Dataset Splits Yes Ultra Feedback contains 255,548 instances of (pi, ri, li) and we randomly sample 100K for fine-tuning. ... For our experiments, we randomly sampled 100K instruction prompts from Nectar. ... We assess the reward models using eight pairwise preference benchmarks and four rating-based single-response benchmarks, with their statistics in Table 2. ... Alpaca-Eval V2, Wild Bench V2, and FLASK contain 805, 1024, and 1700 instruction prompts respectively. Wild Bench V2 involves pairwise comparisons with the base policy model as the reference. For Alpaca-Eval V2, we report the length-controlled win rate against GPT-4 Preview (11/06) as per standard protocol, and the alpaca eval gpt4 turbo fn annotator config is adopted. For FLASK, the GPT-4 evaluator is adopted to rate the quality of the model responses according to specific prompts.

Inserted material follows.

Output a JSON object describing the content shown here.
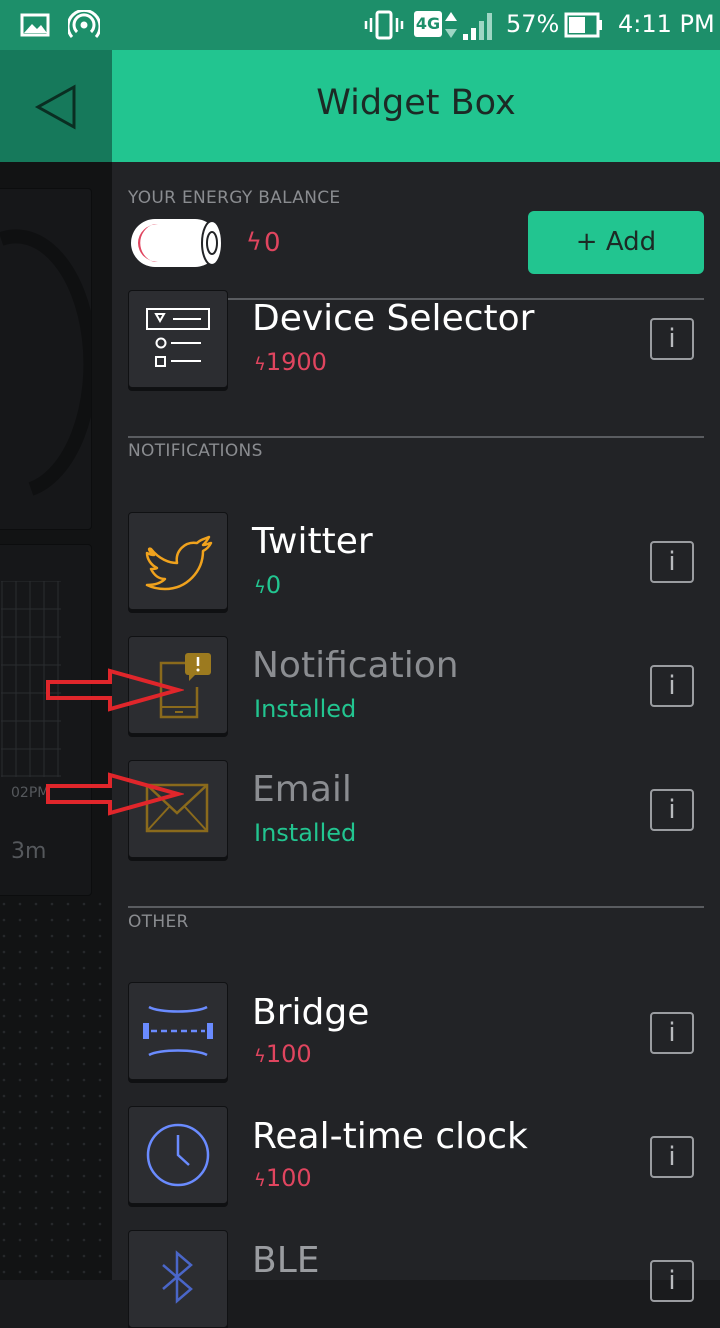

Hardware Specification Yes LoRA (Hu et al. 2022) is applied to all fine-tuning experiments on a single NVIDIA A100 80GB GPU.
Software Dependencies No The paper mentions using specific models like Llama-3-8B-Instruct and Qwen2-7B-Instruct, as well as frameworks such as LLaMA-Factory (Zheng et al. 2024), and techniques like DPO and KTO fine-tuning. However, it does not specify any version numbers for these software components or other libraries (e.g., Python, PyTorch versions). Although LLaMA-Factory is mentioned, its version is not provided.
Experiment Setup No The experimental settings for DPO and KTO fine-tuning follow the implementations from LLaMA-Factory (Zheng et al. 2024). ... For our experiments, we randomly sampled 100K instruction prompts from Nectar. Full details on reproducibitlity can be found in Appendix E. The paper refers to an external implementation for experimental settings and mentions that full details are in an appendix, but it does not provide specific hyperparameter values (e.g., learning rate, batch size, number of epochs) or detailed training configurations within the main text.